# Local Reception Problem



## jimstick (Feb 5, 2007)

Here is my question:
I receive the "big 4" networks OTA. 3 of them are from the same direction and the other is off by about 10 degrees. I am in the "deep fringe" area of town. All of the stations are UHF. I have two UHF antennas in the attic, connected together, and amplified. The coax runs about 75' to my TV room, is split through another amp and connected to my TV and a Directv HR20-700. One antenna receives the three (ABC, NBC, FOX), and the otherreceives CBS. 

The problem is, when I am watching prime time HD programming on CBS, I experience a lot of "pixelating" of the picture, accompanied by audio dropouts, which occurs for only a second or two at a time, but happens frequently (up to 25-30 times an hour). Some days are better, some are worse. Sometimes it doesn't happen hardly at all. This is the only channel this happens on. It NEVER happens during SD broadcast, like during the local news. It is a weaker signal than the other stations, but I get a signal of 65-70% on my Panasonic 42" plasma. The others are in the 85-100% range. It doesn't seem to happen in the daytime, but there is very limited HD programming during the day in our area, so it's hard to say for sure, because it doesn't happen during SD. The signal meter doesn't change when it happens, but it may not be fast enough to pick it up. Sometimes it goes with electrical spikes, like if the buzzer on the clothes dryer goes off, but it happens more often than that, when there are no obvious electrical spikes.

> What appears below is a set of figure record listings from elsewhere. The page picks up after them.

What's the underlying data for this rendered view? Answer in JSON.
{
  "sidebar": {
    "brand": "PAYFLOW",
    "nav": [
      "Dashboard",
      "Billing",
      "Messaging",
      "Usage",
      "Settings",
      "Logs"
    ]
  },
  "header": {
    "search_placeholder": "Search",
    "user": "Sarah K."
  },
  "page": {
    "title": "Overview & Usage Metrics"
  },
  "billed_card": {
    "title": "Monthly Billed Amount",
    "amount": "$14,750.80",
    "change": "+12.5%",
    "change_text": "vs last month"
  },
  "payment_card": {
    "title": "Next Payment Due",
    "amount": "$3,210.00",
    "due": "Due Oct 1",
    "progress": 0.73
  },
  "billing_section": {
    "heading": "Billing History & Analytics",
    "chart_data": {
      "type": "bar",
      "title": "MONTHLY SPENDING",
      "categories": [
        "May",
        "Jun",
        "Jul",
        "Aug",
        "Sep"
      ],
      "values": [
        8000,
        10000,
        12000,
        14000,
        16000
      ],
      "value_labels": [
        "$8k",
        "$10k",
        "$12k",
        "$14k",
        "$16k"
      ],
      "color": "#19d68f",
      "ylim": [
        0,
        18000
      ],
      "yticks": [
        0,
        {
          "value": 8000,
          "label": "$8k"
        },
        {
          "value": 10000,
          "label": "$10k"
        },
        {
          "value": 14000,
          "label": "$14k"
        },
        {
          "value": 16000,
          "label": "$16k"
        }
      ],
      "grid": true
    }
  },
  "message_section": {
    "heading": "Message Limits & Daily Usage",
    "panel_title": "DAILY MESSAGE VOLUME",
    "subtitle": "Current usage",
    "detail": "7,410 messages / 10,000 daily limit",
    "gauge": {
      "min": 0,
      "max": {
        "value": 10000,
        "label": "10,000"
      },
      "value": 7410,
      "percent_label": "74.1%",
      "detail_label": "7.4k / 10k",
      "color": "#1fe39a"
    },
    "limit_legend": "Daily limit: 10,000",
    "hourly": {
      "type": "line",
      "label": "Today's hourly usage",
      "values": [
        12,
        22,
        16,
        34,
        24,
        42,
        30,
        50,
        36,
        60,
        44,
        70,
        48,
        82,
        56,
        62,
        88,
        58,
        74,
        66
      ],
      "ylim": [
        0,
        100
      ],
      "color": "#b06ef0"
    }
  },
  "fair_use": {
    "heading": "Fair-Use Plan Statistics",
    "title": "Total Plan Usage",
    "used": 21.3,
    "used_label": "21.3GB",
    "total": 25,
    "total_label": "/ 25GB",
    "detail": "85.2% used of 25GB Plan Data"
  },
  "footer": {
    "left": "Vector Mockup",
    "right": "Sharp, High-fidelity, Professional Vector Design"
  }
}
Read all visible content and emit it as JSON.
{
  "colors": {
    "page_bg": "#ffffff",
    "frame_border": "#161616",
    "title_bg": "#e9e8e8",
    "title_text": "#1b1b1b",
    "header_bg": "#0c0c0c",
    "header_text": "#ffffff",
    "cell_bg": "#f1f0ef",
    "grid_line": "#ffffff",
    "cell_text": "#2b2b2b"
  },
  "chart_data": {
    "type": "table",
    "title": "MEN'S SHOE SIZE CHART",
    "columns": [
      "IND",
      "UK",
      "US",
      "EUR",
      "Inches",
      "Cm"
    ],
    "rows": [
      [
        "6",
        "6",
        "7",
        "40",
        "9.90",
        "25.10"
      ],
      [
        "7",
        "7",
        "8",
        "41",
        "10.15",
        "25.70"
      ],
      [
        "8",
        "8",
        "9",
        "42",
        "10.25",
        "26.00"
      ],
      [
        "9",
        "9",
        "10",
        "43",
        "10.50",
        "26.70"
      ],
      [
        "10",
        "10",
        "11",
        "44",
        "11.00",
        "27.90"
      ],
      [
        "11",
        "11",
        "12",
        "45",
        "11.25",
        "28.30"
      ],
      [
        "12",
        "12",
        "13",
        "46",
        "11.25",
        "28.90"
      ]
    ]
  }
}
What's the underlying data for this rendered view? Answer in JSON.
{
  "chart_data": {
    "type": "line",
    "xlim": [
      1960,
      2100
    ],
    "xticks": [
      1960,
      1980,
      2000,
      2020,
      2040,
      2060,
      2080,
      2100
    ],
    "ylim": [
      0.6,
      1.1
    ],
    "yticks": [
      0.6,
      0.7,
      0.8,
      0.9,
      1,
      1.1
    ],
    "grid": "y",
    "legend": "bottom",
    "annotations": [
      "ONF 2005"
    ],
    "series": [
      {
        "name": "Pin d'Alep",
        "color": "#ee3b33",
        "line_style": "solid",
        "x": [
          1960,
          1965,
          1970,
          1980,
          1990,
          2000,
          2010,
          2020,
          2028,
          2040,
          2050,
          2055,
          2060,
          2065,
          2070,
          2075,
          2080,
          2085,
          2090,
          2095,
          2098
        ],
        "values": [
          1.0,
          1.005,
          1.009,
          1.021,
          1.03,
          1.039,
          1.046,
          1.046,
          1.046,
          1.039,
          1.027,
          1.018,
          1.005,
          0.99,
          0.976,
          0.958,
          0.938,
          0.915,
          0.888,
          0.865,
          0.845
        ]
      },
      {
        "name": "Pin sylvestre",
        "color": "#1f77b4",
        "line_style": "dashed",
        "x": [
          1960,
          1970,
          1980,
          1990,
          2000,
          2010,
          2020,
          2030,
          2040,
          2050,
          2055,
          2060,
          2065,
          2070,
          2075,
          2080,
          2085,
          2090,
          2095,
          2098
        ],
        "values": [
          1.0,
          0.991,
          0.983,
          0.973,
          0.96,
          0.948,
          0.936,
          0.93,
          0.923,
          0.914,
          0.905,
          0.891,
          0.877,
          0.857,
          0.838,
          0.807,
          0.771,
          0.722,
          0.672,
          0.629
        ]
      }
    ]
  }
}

The problem occurs whether I am using the TV's tuner, or the HR20, but it seems worse when using the HR20.

Could it be beacause I am using two antennas?
Would a jointenna fix this?
Is it my local station?
It seems to me if it were an antenna problem it would happen on all the channels, Yes?
If it were the local channel, I would think others would be complaining, but I have checked the local forums, and have not seen any other complaints of this.This has been happening ever since the transition to digital. At one point shortly after the transition it was unwatchable, and they determined there was a faulty part at the transmitter, which they replaced.

Any input would be greatly appreciated.
Thanks in advance,
Jim


----------



## bleggett29 (Feb 2, 2008)

The signal for the CBS station is too low. Unlike analog tv where if the signal is low you get a snowy picture, digital tv you will get a clear picture or pixelation/nothing. There is some error correction in digital tv where it may be able to recover lost packets which will work better in lower bandwidth programming(SD) than higher bandwidth programming(HD). 
When connecting together antennas in the same band and pointing in different directions you are actually reducing the gain on both antennas by a few dB. With only 10 degrees of seperation, remove one of the antennas from your setup and point that one to the CBS station. Hopefully you still get the other stations with a good signal. If not, you may want to use a seperate line for both antennas and use an A/B switch at the TV/HR20 to switch between the antenna to be used.


----------



## Tower Guy (Jul 27, 2005)

jimstick said:


> All of the stations are UHF. I have two UHF antennas in the attic, connected together, and amplified.


This is the generic TVfool report for your city.
http://www.tvfool.com/?option=com_wrapper&Itemid=29&q=id=a3626ca6868277

Your specific location would be helpful in figuring out the best solution.

Note that the FOX station is VHF and in a slightly different direction than the UHF stations.

To start with you could try a Y5-7-13 or Y10-7-13 aimed at FOX and use a UVSJ to couple it to one of the UHF antennas, which would be aimed more toward the middle of the UHF group of stations.

A more specific TVfool report might offer other options.


----------



## Jim5506 (Jun 7, 2004)

First thing is get that antenna OUT of your attic.

You have cut your signal at least in half, just by putting the antenna in the attic.

Your signals are not that low and should be easily receivable, at least from the generic TVFool report.

Please post your exact location Report and we can be more specific.

Having 2 UHF antennas connected together and NOT in the same direction often makes things worse.

Get a good UHF antenna (since you did not tell us what antennas you have we cannot evaliate it), put it OUTSIDE and you probably will be OK.


----------